Saat ini, kata Bambang, pihaknya masih menyusun pengaturan operasional secara teknis. Disparekraf akan segera menerbitkan Surat Keputusan.

"SK Kadisparekraf yang mengatur tentang hal tersebut masih dalam proses pembahasan, diharapkan hari ini sudah bisa diterbitkan," jelasnya.

Bambang menegaskan, pihak manajemen bioskop harus memenuhi beberapa prosedur sebelum beroperasi kembali. Prosedur tersebut untuk mendapatkan persetujuan teknis dari Pemerintah Provinsi DKI Jakarta.

"Pertama, mengajukan permohonan proposal persetujuan teknis untuk buka usaha.
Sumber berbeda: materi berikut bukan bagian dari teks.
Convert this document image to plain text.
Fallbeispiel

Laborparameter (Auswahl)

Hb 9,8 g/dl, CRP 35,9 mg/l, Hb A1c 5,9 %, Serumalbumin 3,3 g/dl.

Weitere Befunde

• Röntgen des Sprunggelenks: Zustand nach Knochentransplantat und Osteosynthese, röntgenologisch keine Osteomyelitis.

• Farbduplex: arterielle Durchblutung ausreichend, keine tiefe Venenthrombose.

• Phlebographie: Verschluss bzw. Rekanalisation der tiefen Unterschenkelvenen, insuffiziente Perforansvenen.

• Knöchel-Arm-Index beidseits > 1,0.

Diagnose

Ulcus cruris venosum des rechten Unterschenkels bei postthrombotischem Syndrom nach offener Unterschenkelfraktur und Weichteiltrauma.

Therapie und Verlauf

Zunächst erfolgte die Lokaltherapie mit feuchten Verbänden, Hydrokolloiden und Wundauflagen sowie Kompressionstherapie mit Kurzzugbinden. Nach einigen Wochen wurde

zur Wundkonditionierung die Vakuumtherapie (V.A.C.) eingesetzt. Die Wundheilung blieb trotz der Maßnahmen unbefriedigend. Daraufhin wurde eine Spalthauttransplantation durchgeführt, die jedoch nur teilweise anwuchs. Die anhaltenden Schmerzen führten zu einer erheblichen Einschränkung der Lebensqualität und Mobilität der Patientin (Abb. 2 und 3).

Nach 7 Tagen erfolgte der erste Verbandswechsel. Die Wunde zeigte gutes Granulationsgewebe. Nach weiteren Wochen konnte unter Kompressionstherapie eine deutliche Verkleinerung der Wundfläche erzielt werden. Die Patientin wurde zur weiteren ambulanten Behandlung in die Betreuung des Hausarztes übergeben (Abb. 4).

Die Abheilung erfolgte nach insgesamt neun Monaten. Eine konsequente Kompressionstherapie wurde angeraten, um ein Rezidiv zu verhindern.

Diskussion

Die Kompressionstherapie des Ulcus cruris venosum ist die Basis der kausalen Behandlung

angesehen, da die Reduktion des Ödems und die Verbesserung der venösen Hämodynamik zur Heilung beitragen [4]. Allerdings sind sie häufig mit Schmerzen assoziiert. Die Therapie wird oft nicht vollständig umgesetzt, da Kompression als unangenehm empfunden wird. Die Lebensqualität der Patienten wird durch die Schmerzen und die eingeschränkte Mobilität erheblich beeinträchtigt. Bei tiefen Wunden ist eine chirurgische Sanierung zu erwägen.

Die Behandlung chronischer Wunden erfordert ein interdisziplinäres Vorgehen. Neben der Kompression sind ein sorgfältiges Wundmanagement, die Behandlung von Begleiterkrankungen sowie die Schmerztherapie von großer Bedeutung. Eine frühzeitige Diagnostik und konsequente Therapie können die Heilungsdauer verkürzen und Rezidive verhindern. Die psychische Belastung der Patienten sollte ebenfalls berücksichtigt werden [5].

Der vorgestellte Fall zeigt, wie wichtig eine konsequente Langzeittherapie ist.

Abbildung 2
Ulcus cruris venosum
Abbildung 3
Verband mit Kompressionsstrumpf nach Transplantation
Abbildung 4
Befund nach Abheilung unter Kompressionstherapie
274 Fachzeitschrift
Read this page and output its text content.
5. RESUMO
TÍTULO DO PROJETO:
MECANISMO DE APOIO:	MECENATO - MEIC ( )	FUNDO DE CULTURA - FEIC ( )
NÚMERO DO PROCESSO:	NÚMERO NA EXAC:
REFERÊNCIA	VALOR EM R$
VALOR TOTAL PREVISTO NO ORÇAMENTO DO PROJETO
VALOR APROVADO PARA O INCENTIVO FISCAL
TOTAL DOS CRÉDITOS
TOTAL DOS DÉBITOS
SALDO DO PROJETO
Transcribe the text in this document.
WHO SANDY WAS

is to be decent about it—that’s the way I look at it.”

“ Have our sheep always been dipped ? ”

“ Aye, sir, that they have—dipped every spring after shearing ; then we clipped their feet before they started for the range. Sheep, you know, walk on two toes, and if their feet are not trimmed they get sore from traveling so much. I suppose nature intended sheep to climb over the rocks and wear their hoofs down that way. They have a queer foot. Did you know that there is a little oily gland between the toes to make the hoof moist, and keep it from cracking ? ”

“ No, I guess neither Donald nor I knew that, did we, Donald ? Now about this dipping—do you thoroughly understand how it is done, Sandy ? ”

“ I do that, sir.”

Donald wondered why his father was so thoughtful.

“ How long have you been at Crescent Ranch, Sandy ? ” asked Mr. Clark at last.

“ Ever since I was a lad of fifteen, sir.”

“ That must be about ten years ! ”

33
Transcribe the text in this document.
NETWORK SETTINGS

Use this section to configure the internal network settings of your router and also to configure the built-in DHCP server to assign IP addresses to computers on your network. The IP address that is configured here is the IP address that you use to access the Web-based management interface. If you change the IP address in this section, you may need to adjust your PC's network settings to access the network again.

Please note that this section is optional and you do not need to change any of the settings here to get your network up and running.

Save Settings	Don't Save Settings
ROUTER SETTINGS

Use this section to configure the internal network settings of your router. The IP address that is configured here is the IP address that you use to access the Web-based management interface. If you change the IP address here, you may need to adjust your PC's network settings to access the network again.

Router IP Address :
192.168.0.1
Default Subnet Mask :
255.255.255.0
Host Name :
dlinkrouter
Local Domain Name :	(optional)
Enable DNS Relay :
Ditujukan ke Dinas Pariwisata dan Ekonomi Kreatif," kata Bambang.

Ia menambahkan, untuk satu manajemen hanya perlu mengajukan satu proposal. Bambang mencontohkan, XXI hanya perlu mengajukan satu proposal untuk seluruh bioskop di bawah naungannya di DKI. Begitu pun dengan manajemen bioskop lainnya.

Bambang menjelaskan, setelah proposal itu diterima, Dinas Parekraf DKI Jakarta akan mengirimkan tim gabungan yang telah dibentuk Pemprov DKI Jakarta berdasarkan SK Kepala Disparekraf, Dinas Kesehatan, serta Dinas Komunikasi dan Informatika. Setelah itu, akan diatur jadwal agar manajemen bioskop dapat melakukan presentasi paparan mengenai kesiapan operasinal di hadapan tim gabungan.

"Tim gabungan akan me-review apa yang dipaparkan sudah sesuai belum. Kalau belum sesuai, maka akan dikasih masukan-masukan, ini ditambah kurang. Kalau sudah oke, maka tim akan melakukan survei atau kunjungan ke lokasi yang akan dibuka," jelas dia.

Selain itu, sambung dia, manajemen bioskop juga harus melakukan simulasi mengenai pengoperasian bioskop saat PSBB transisi. Selanjutnya, tim gabungan akan melaksanakan rapat untuk menentukan, apakah bioskop tersebut sudah layak beroperasi atau belum.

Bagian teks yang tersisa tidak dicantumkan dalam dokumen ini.